Two screw mounting holes on the rear allow for it to be screwed to a tree or barn etc.

Great for perimeter security of a campsite, with the line low enough to catch wildlife approaching, or high enough to allow an animal to pass, but to be triggered by intruders. Also attached to doors, triggering the device when the door is opened. Very effective shed alarm!

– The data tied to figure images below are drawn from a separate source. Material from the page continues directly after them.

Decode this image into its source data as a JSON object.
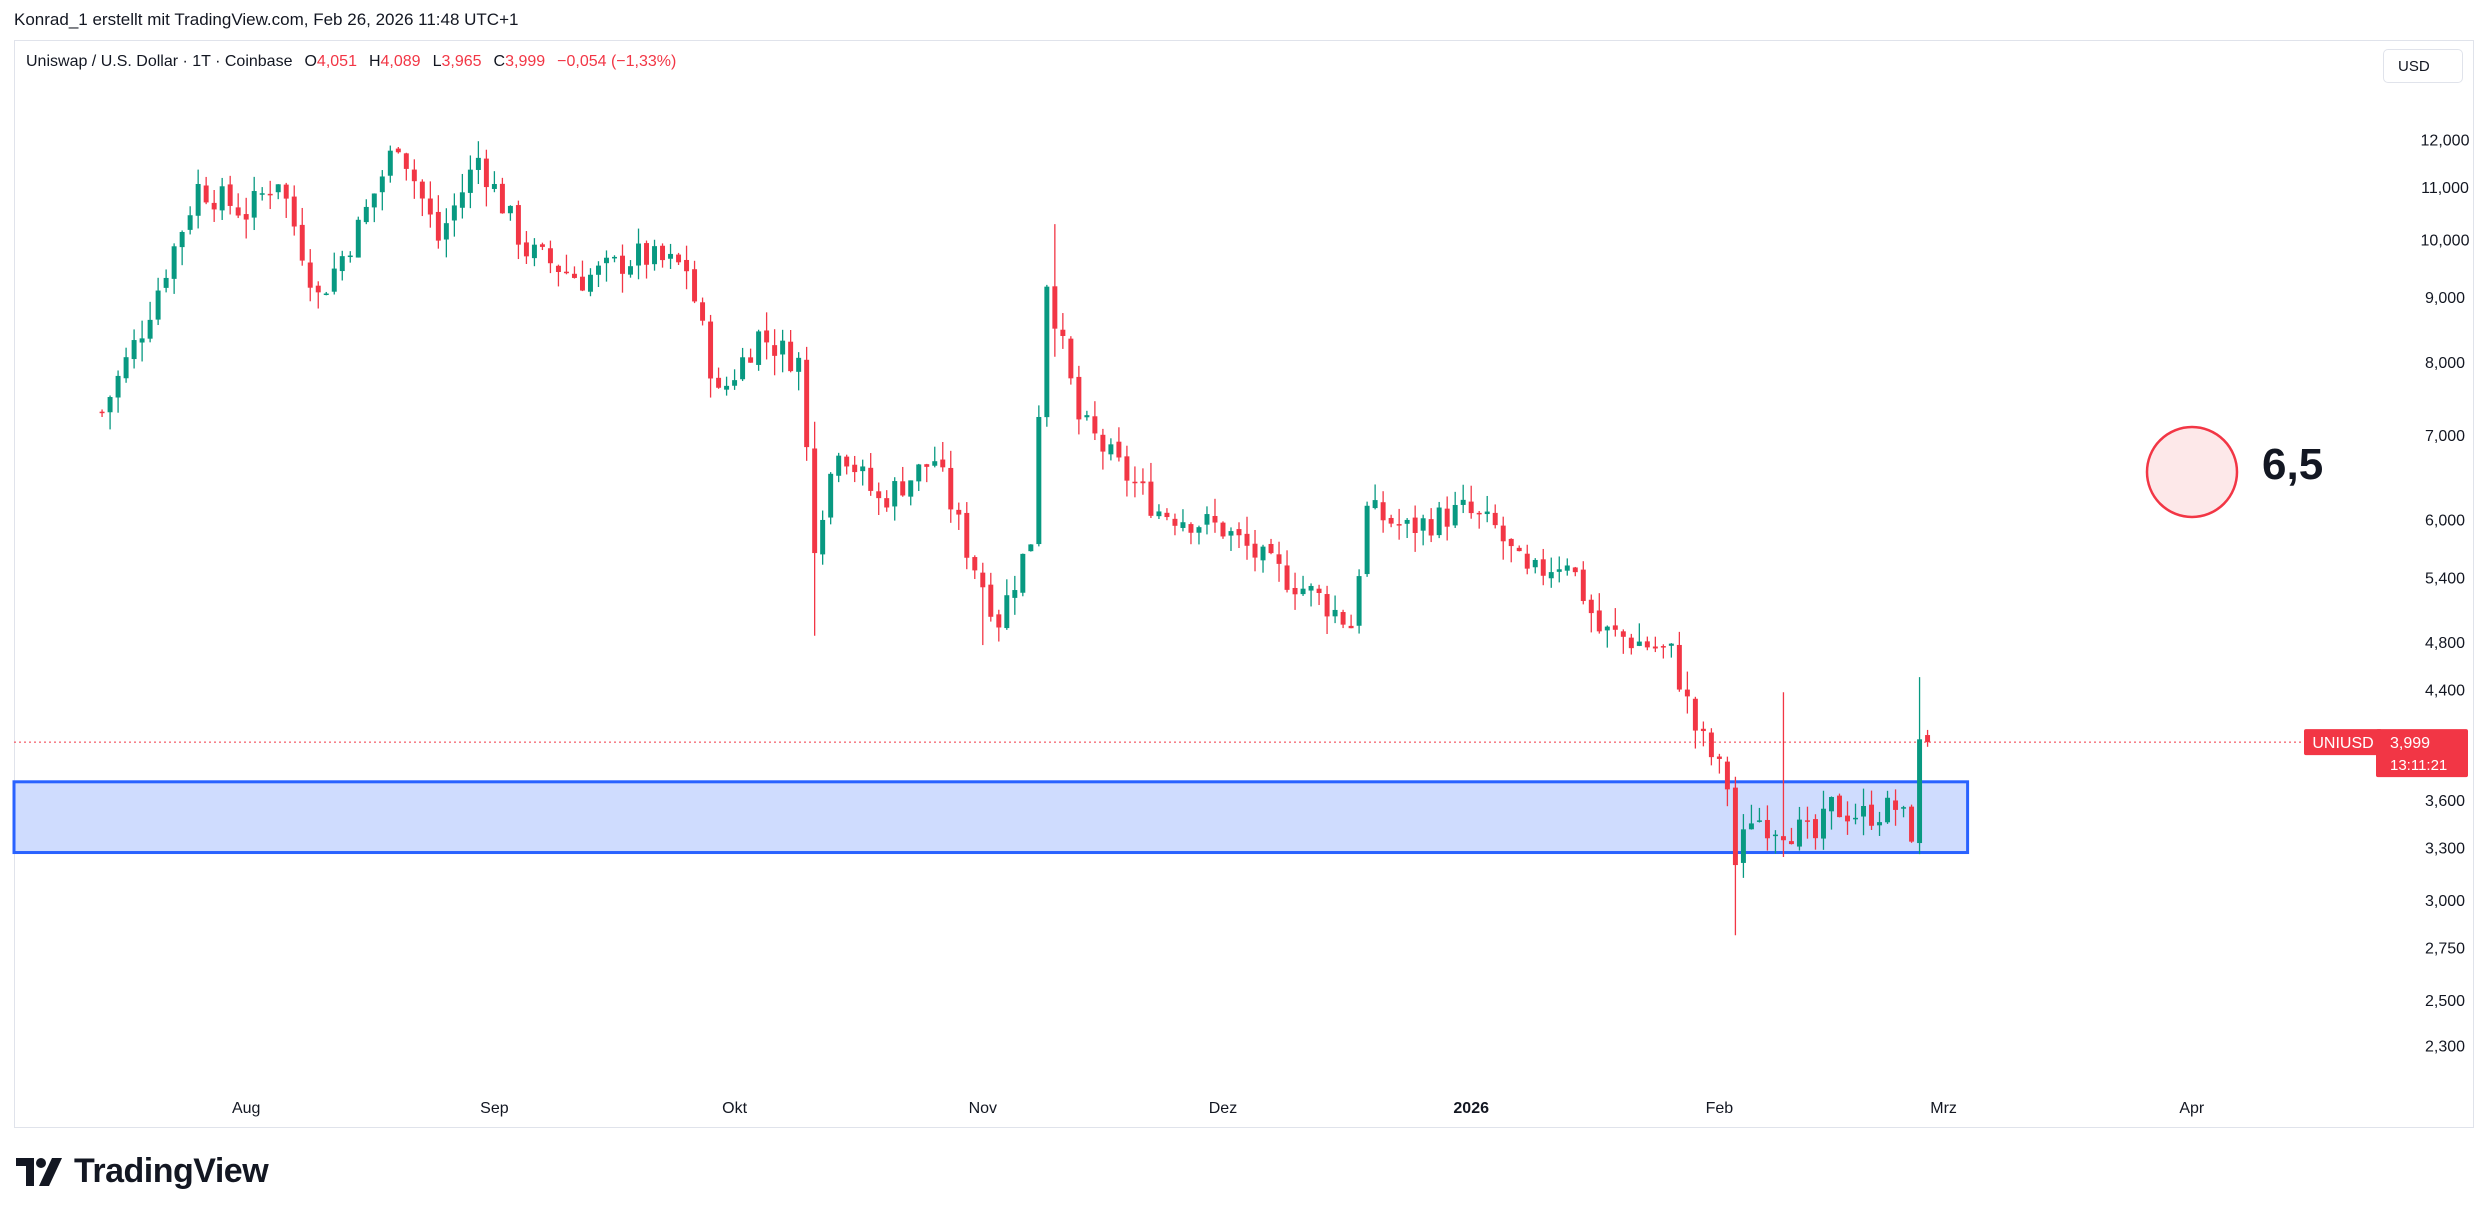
{
  "credit": "Konrad_1 erstellt mit TradingView.com, Feb 26, 2026 11:48 UTC+1",
  "legend": {
    "symbol": "Uniswap / U.S. Dollar · 1T · Coinbase",
    "o_label": "O",
    "o_value": "4,051",
    "h_label": "H",
    "h_value": "4,089",
    "l_label": "L",
    "l_value": "3,965",
    "c_label": "C",
    "c_value": "3,999",
    "change": "−0,054 (−1,33%)"
  },
  "currency_button": "USD",
  "annotation": {
    "value": "6,5",
    "circle_fill": "#fde8e9",
    "circle_stroke": "#f23645"
  },
  "price_label": {
    "ticker": "UNIUSD",
    "price": "3,999",
    "countdown": "13:11:21"
  },
  "brand": {
    "name": "TradingView"
  },
  "colors": {
    "up": "#089981",
    "down": "#f23645",
    "zone_fill": "#cfdcfe",
    "zone_stroke": "#2962ff"
  },
  "chart_data": {
    "type": "candlestick",
    "title": "Uniswap / U.S. Dollar · 1T · Coinbase",
    "scale": "log",
    "ylim": [
      2.16,
      13.25
    ],
    "y_ticks": [
      {
        "value": 12.0,
        "label": "12,000"
      },
      {
        "value": 11.0,
        "label": "11,000"
      },
      {
        "value": 10.0,
        "label": "10,000"
      },
      {
        "value": 9.0,
        "label": "9,000"
      },
      {
        "value": 8.0,
        "label": "8,000"
      },
      {
        "value": 7.0,
        "label": "7,000"
      },
      {
        "value": 6.0,
        "label": "6,000"
      },
      {
        "value": 5.4,
        "label": "5,400"
      },
      {
        "value": 4.8,
        "label": "4,800"
      },
      {
        "value": 4.4,
        "label": "4,400"
      },
      {
        "value": 3.6,
        "label": "3,600"
      },
      {
        "value": 3.3,
        "label": "3,300"
      },
      {
        "value": 3.0,
        "label": "3,000"
      },
      {
        "value": 2.75,
        "label": "2,750"
      },
      {
        "value": 2.5,
        "label": "2,500"
      },
      {
        "value": 2.3,
        "label": "2,300"
      }
    ],
    "x_ticks": [
      {
        "day": 18,
        "label": "Aug",
        "bold": false
      },
      {
        "day": 49,
        "label": "Sep",
        "bold": false
      },
      {
        "day": 79,
        "label": "Okt",
        "bold": false
      },
      {
        "day": 110,
        "label": "Nov",
        "bold": false
      },
      {
        "day": 140,
        "label": "Dez",
        "bold": false
      },
      {
        "day": 171,
        "label": "2026",
        "bold": true
      },
      {
        "day": 202,
        "label": "Feb",
        "bold": false
      },
      {
        "day": 230,
        "label": "Mrz",
        "bold": false
      },
      {
        "day": 261,
        "label": "Apr",
        "bold": false
      }
    ],
    "x_range": [
      -11,
      294
    ],
    "current_price": 3.999,
    "support_zone": {
      "from_day": -11,
      "to_day": 233,
      "low": 3.27,
      "high": 3.72
    },
    "control_points": [
      [
        0,
        7.3
      ],
      [
        5,
        8.5
      ],
      [
        12,
        11.0
      ],
      [
        18,
        10.5
      ],
      [
        22,
        11.2
      ],
      [
        27,
        9.0
      ],
      [
        32,
        10.2
      ],
      [
        37,
        12.0
      ],
      [
        42,
        10.0
      ],
      [
        47,
        11.6
      ],
      [
        53,
        9.8
      ],
      [
        60,
        9.3
      ],
      [
        67,
        9.7
      ],
      [
        73,
        9.5
      ],
      [
        77,
        7.5
      ],
      [
        82,
        8.4
      ],
      [
        87,
        8.0
      ],
      [
        89,
        5.8
      ],
      [
        92,
        6.9
      ],
      [
        97,
        6.2
      ],
      [
        104,
        6.7
      ],
      [
        108,
        5.7
      ],
      [
        112,
        5.0
      ],
      [
        116,
        5.8
      ],
      [
        118,
        9.3
      ],
      [
        122,
        7.2
      ],
      [
        127,
        6.6
      ],
      [
        132,
        6.1
      ],
      [
        140,
        5.9
      ],
      [
        146,
        5.5
      ],
      [
        152,
        5.2
      ],
      [
        156,
        4.95
      ],
      [
        158,
        6.1
      ],
      [
        163,
        5.9
      ],
      [
        170,
        6.1
      ],
      [
        174,
        5.9
      ],
      [
        178,
        5.4
      ],
      [
        183,
        5.6
      ],
      [
        187,
        4.9
      ],
      [
        192,
        4.8
      ],
      [
        196,
        4.7
      ],
      [
        199,
        4.1
      ],
      [
        201,
        3.9
      ],
      [
        203,
        3.7
      ],
      [
        204,
        3.2
      ],
      [
        206,
        3.5
      ],
      [
        208,
        3.45
      ],
      [
        212,
        3.4
      ],
      [
        214,
        3.35
      ],
      [
        216,
        3.55
      ],
      [
        220,
        3.5
      ],
      [
        224,
        3.55
      ],
      [
        226,
        3.4
      ],
      [
        227,
        3.95
      ],
      [
        228,
        3.999
      ]
    ]
  }
}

Need less to say il be either airbrushing or anodising it matte black. shiny silver isn't very covert!


----------



## D.Oliver

That's pretty sweet.   Now if you'll excuse me it looks like I need to do some cancellations for the pen stealing covert op to Blackpool I had planned!


----------



## longbeard

Thats awesome Brad, thanks for sharing.
Id say that would scare the crap out of any intruder


----------



## mredburn

Why does my mind stray to other uses.  Pretty cool Brad


----------



## plantman

Well Brad, that will definitely change the chemistry in one's shorts.   Jim  S


----------



## Chatham PenWorks

mredburn said:


> Why does my mind stray to other uses.  Pretty cool Brad



Glad I'm not the only one thinking of alternate uses.


----------



## BradG

Lol derek, a few too many sensors surrounding my home for those tactics.  I worked as a security consultant for a few years, so needless to say my inrerest in cctv and alarm systems is most probably  a little over the top lol

Mike by other uses I hope your referring to things like 12 guage flare cartridges and pointing it upwards


----------



## ericofpendom

Nice one Brad, but where do you refill the ink:wink:

Eric...


----------



## BradG

On the contrary , if it took ink, id have posted it in the show off your pens forum :tongue: :wink:


----------



## Janster

......where and how does one attach the "trip wire"?


----------



## johncrane

I want one thats a ripper Brad.


----------



## johncrane

plantman said:


> Well Brad, that will definitely change the chemistry in one's shorts.   Jim  S



if the intruder has a weak heart! one might not worry whats in one's shorts:wink:


----------



## BradG

Heart attack for trespassing on my property? ... I call that karma :wink:


----------